Plus there’s a cafe where you can grab a hot drink and a wedge of cake. “The perfect antidote to a predictable,
mass-produced high street Christmas,” say the organisers – and we have to agree!
Search Cambridge Made Christmas Fair 2019 on Facebook for more information.
Histon Handmade
Histon welcomes back its showcase of handmade crafts and gifts on 30 November, when a line-up of 23 leading local designers will exhibit their wares at St Andrew’s Centre.
The event is free to explore and brimming with excellent quality stalls, often attracting more than a thousand visitors. Gems to discover include pieces of jewellery by event founder Claire Howieson, prints and cards from Elizabeth Fraser, ceramics by Daniela Stief, glass by Jutta Robinson, collage from Emma Bennett (as pictured below), and decorative woodwork by Jeremy Nicholls.
The event runs 12pm to 7pm.
Search @histonhandmade on social media for more info
Bury St Edmunds Christmas Fayre
A feast for the eyes comes to Bury St Edmunds from 21 to 24 November, when the Christmas Fayre brings more than 300 stalls to this bustling Georgian town centre.
There will be fireworks, a cookery theatre and food area in the cathedral grounds, plus free children’s activities and fun fair on Angel Hill and in Abbey Gardens.
A farmers’ and cookware market takes place throughout the fayre and a makers’ market will feature local craftspeople and include demonstrations.
The fayre opens at 12pm on the 21st, with morning starts thereafter.
burystedmundschristmasfayre.co.uk
Mill Road Winter Fair
Perhaps the biggest community event in Cambridge alongside Strawberry Fair, Mill Road Winter Fair returns on 7 December. Closed to traffic from East Road to Coleridge Road, Cambridge’s famous street full of independent stores becomes home to more than 10,000 shoppers, people looking for good food (restaurants serve their food from the street) and entertainment from bands, singers, dance troupes and schools.
There is also a host of activities just off Mill Road itself, and foodies in particular will head to the Gwydir Street car park, which is home to a plethora of food and drink stalls, offering the widest of choices.

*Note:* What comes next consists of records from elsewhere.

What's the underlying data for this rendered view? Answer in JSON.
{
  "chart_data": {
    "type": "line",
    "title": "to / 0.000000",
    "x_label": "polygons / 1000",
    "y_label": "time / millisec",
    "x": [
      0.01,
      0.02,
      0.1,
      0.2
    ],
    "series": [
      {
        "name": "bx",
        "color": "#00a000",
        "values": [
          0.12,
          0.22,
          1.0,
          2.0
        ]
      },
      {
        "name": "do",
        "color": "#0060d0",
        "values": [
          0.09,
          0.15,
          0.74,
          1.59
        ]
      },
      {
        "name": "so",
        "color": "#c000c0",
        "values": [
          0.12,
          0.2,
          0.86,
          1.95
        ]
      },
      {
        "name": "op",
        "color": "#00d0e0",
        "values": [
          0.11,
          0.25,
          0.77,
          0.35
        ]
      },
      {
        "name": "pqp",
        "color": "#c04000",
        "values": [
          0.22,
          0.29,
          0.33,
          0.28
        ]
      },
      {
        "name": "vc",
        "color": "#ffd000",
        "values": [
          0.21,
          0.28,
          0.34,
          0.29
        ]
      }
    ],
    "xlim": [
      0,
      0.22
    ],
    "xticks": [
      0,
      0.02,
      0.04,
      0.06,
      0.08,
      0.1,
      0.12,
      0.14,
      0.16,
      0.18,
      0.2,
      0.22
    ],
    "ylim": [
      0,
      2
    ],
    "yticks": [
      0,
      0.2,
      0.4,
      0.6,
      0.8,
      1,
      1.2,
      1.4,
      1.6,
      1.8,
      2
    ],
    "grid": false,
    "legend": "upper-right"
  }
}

Expect to find craft and art stalls at the city end of the road and micro-music stages along the road, with some acts carrying on beyond the 4.30pm closing for the rest of the fair. The fun starts at 10.30am.
Grantchester Arts & Crafts Show
Grantchester is always a lovely place to head at the weekend, for a stroll through the meadows, a pub lunch and a cake and cuppa at The Orchard tea rooms.
But now you can add Christmas shopping to your list of things to do in this prettiest of villages, as the seventh annual Grantchester Art and Craft Christmas show comes to the village on 23 and 24 November. 15 local artists, craftspeople and makers – almost all of whom are local to Cambridgeshire and members of Cambridge Open Studios – who will be displaying and selling their wares, including Bex Burston with her kiln-fused glass and textiles, Janet Powell with her silver jewellery, Prue van der Hoorn’s silkpainting and Lizzy McCaughan with a range of screen-printed textiles.
It’s a brilliant opportunity to find truly unique, handmade gifts for family and friends, and to support the work of local artists. Entry to the show is free, and there will be teas, coffees and plenty of yummy homemade cakes to restore you once you’ve shopped till you drop. The show takes place in Grantchester Village hall and runs from 10am to 5pm on each day.